In the first five games this year, Menard has 5.5 tackles for loss and 4.5 sacks.
It’s a result of having more than a year to recover and not having to hurry back. Menard said he felt a little slower side to side during summer workouts. But that improved as his knee progressed. There was also no mental hurdle for the 6-foot-2, 240-pound Minnesota native.
“Not too much,” Menard said. “In the spring I didn’t do any team sessions or anything with contact. It was just individual drills. So it wasn’t really anything to be too afraid of there. Then in the summer and fall, I felt really good because it had been almost a year and I had a lot of time to recover.”
Captain Insano shows no mercy. pic.twitter.com/WUYaDx8Mvq
— NDSU Football (@NDSUfootball) September 29, 2018
Looking back, the ACL tear obviously wasn’t ideal. But Menard says he is thankful to get one more year with this program.
“It’s one of the things a lot of the guys who graduated last year told me,” Menard said. “Nate Tanguay and Nick DeLuca had dealt with some injuries and they said, ‘Hey, you get another year with the guys and you get to go out with the guys that you came in with. Just take advantage of it and enjoy it.’ I think it helped out with school as well. I was busy with a bunch of 18-credit semesters. Now I just have one class left and I can focus more on football.”
The civil engineering major who’s been named on the 2015 and 2016 CoSIDA Academic All-America First Team is hoping to add one more honor by the time his Bison career wraps up.
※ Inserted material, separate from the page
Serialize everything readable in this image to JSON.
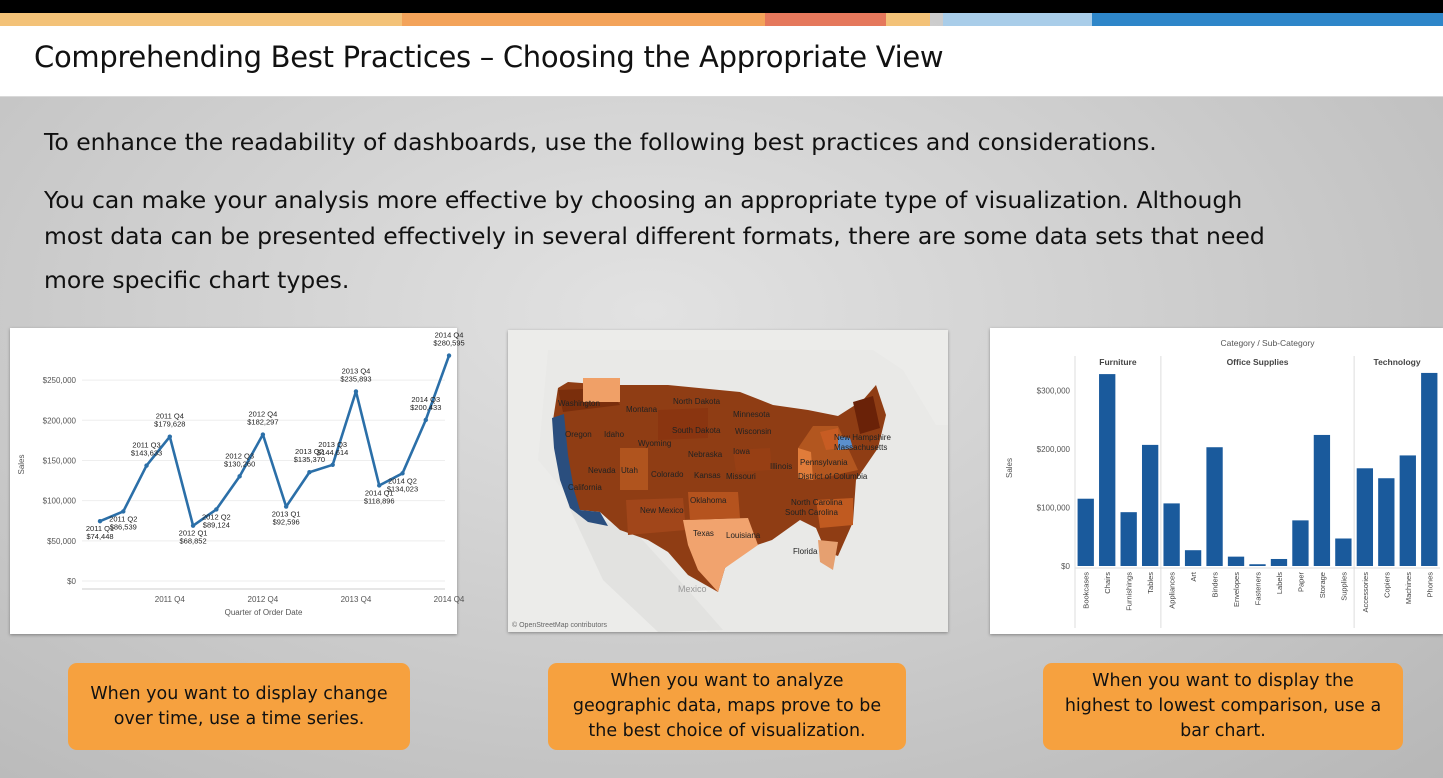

Menard currently has 33 career sacks, which is second all-time at NDSU. The school record is 41, held by Jerry Dahl, Buffalo Bills Hall of Famer and current NDSU football radio color commentator Phil Hansen and current Los Angeles Charger Kyle Emanuel.
“It’s definitely on my mind,” Menard said. “I think about it. But it’s one of those things, unless I have a ton of sacks in one game, it’s not going to happen in one game. So I have to take it one game at a time and focus on the next one.”